CENTER AWARDS: Project Launch Juror’s Award: Will Steacy
Verna Curtis, Curator of Photography at the Library of Congress selected Will Steacy’s project Deadline for the Project Launch Juror’s Award. Will will recieve a $1,000 cash award, complimentary participation in Review Santa Fe, A workshop at the Santa Fe Photographic Workshops, a Photographer’s Showcase through Photo-Eye, an invitation to participate in the Art Photo Index, a portfolio review through the Eyeist, an online exhibition at VisitCenter, and today’s feature on Lenscratch.
Will is an American photographer and writer. His photographs have been featured in numerous solo and group exhibitions, including the New Orleans Museum of Art, Museum of the City of New York, FotoFest Biennial, African American Museum of Art, among others, and represented in major collections, including The Haggerty Museum of Art, Ogden Museum of Southern Art and The Library of Congress. Will was named 25 Under 25: Up-and-Coming American Photographers by The Center for Documentary Studies and one of Photo District News 30 Emerging Photographers of 2011. His critically acclaimed books Photographs Not Taken and Down These Mean Streets were published in 2012. He is a recipient of The Aperture Foundation Green Cart Photography Commission and Tierney Fellowship. His work has been featured in The New Yorker, Esquire, Harper’s, The Paris Review, Aperture, Time, Newsweek, HBO, CNN and he has been a guest on NPR and BBC.
DEADLINE
“It used to mean something when you told people you worked at The Philadelphia Inquirer,” a reporter recently told me, “This place used to be a Pulitzer factory.” For the past four years I have been photographing the rapid transformation of The Philadelphia Inquirer as the paper emerges from bankruptcy and struggles to adapt to a digital era. Through a depiction of The Inquirer’s efforts to prevail despite depleted ad revenue, a steady decline in circulation, layoffs, buy-outs, and bankruptcy, my intent is to reveal the challenges and harsh realities that face the newspaper industry today. While many credit the advent of the Internet as the origin of newspapers’ current woes, the newspaper industry has faced tremendous battles for the past quarter-century.

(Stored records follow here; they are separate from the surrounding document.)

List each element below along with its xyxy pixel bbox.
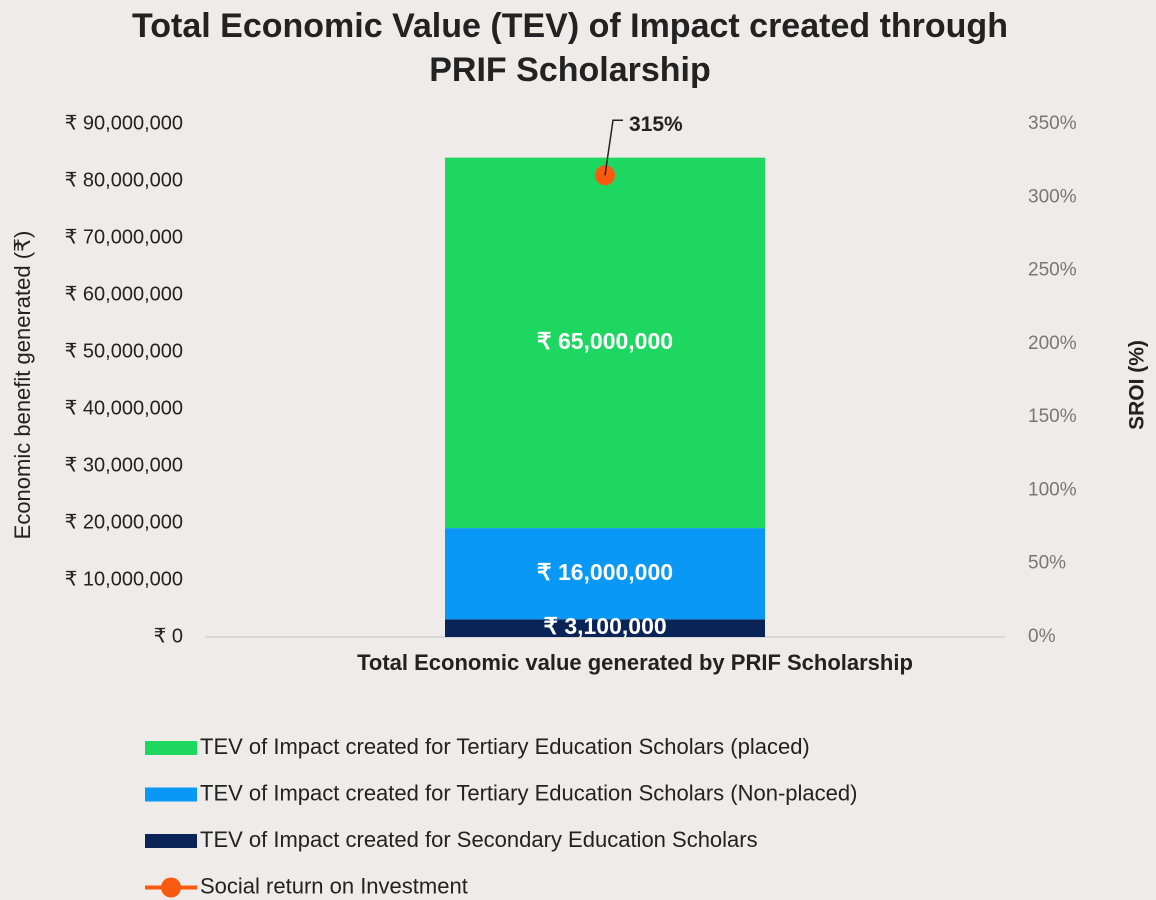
y2-tick-label: 350% [1028, 113, 1077, 134]
y2-tick-label: 250% [1028, 260, 1077, 281]
legend-label: Social return on Investment [200, 873, 468, 898]
y-tick-label: ₹ 90,000,000 [65, 112, 183, 134]
legend-label: TEV of Impact created for Tertiary Educa… [200, 734, 810, 759]
bar-segment [445, 619, 765, 637]
y-tick-label: ₹ 60,000,000 [65, 283, 183, 305]
leader-line [604, 119, 623, 176]
legend-swatch [145, 741, 197, 755]
y-axis-label: Economic benefit generated (₹) [10, 231, 35, 540]
y-tick-label: ₹ 50,000,000 [65, 340, 183, 362]
legend-swatch [145, 787, 197, 802]
y2-tick-label: 50% [1028, 553, 1066, 574]
y-tick-label: ₹ 80,000,000 [65, 169, 183, 191]
y-tick-label: ₹ 70,000,000 [65, 226, 183, 248]
y2-tick-label: 300% [1028, 186, 1077, 207]
y-tick-label: ₹ 10,000,000 [65, 568, 183, 590]
y-tick-label: ₹ 0 [154, 625, 183, 647]
chart-title: Total Economic Value (TEV) of Impact cre… [132, 7, 1008, 45]
y2-tick-label: 0% [1028, 626, 1056, 647]
y2-tick-label: 100% [1028, 479, 1077, 500]
data-label: ₹ 65,000,000 [537, 328, 673, 354]
y2-tick-label: 200% [1028, 333, 1077, 354]
legend-marker [161, 877, 181, 898]
y-tick-label: ₹ 40,000,000 [65, 397, 183, 419]
bar-segment [445, 528, 765, 620]
data-label: 315% [629, 113, 683, 136]
data-label: ₹ 3,100,000 [543, 613, 666, 639]
y-tick-label: ₹ 20,000,000 [65, 511, 183, 533]
legend-swatch [145, 834, 197, 848]
legend-label: TEV of Impact created for Secondary Educ… [200, 827, 758, 852]
x-tick-label: Total Economic value generated by PRIF S… [357, 650, 913, 675]
y2-tick-label: 150% [1028, 406, 1077, 427]
legend-label: TEV of Impact created for Tertiary Educa… [200, 780, 857, 805]
chart-title: PRIF Scholarship [429, 51, 711, 89]
bar-segment [445, 157, 765, 529]
y-tick-label: ₹ 30,000,000 [65, 454, 183, 476]
y2-axis-label: SROI (%) [1126, 340, 1149, 430]
data-label: ₹ 16,000,000 [537, 559, 673, 585]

Many newspapers at one time were family and locally owned businesses and over the years have been consolidated into publicly owned national chains. With this change of ownership, their interests have, in turn, shifted away from high-end journalism to boosting profits and pleasing shareholders—a move that has led to massive buy-outs and lay-offs in newsrooms across the country. As a result many papers today are struggling to create a profitable platform to disseminate both print and online news coverage. The events currently unfolding in newsrooms like The Inquirer’s will weigh heavily on the future of journalism.
By recording the everyday moments of progression and change at The Philadelphia Inquirer, my aim is to reveal a portrait of the evolution of the American newspaper industry within the larger context of the current economic issues plaguing our country. The newspaper for centuries has served as a cornerstone of American society holding our country’s institutions, CEOs, politicians and big businesses accountable for their actions, upholding the values, laws and morals that our democracy was founded upon.
I am interested in how the dramatic shift in technology and the dissemination of information on the Internet will not only impact the newspaper business but American society as a whole. While the erosion of print journalism appears inevitable, we shall see how newspapers survive the wounds of a merciless battle into the digital era. It seems the bloodletting of newsrooms and an industry’s fight for survival has gone widely unnoticed by a society too immersed in their smart phone or tablet to care as in-depth news coverage reported by professionals becomes reduced to a “breaking news” 140-characterheadline.
I am a descendant of five generations of newspaper men. My great, great, great grandfather, Hiram Young, started the York Daily in 1870, and my father was an editor at The Philadelphia Inquirer for 29 years until he was laid off last October in yet another round of staff cuts. As the downward spiral of a troubled industry unravels before my eyes, it is a matter of great personal significance. As we lose reporters, editors, newsbeats and sections of papers, we lose coverage, information, and a connection to our cities and our society, and, in the end, we lose ourselves.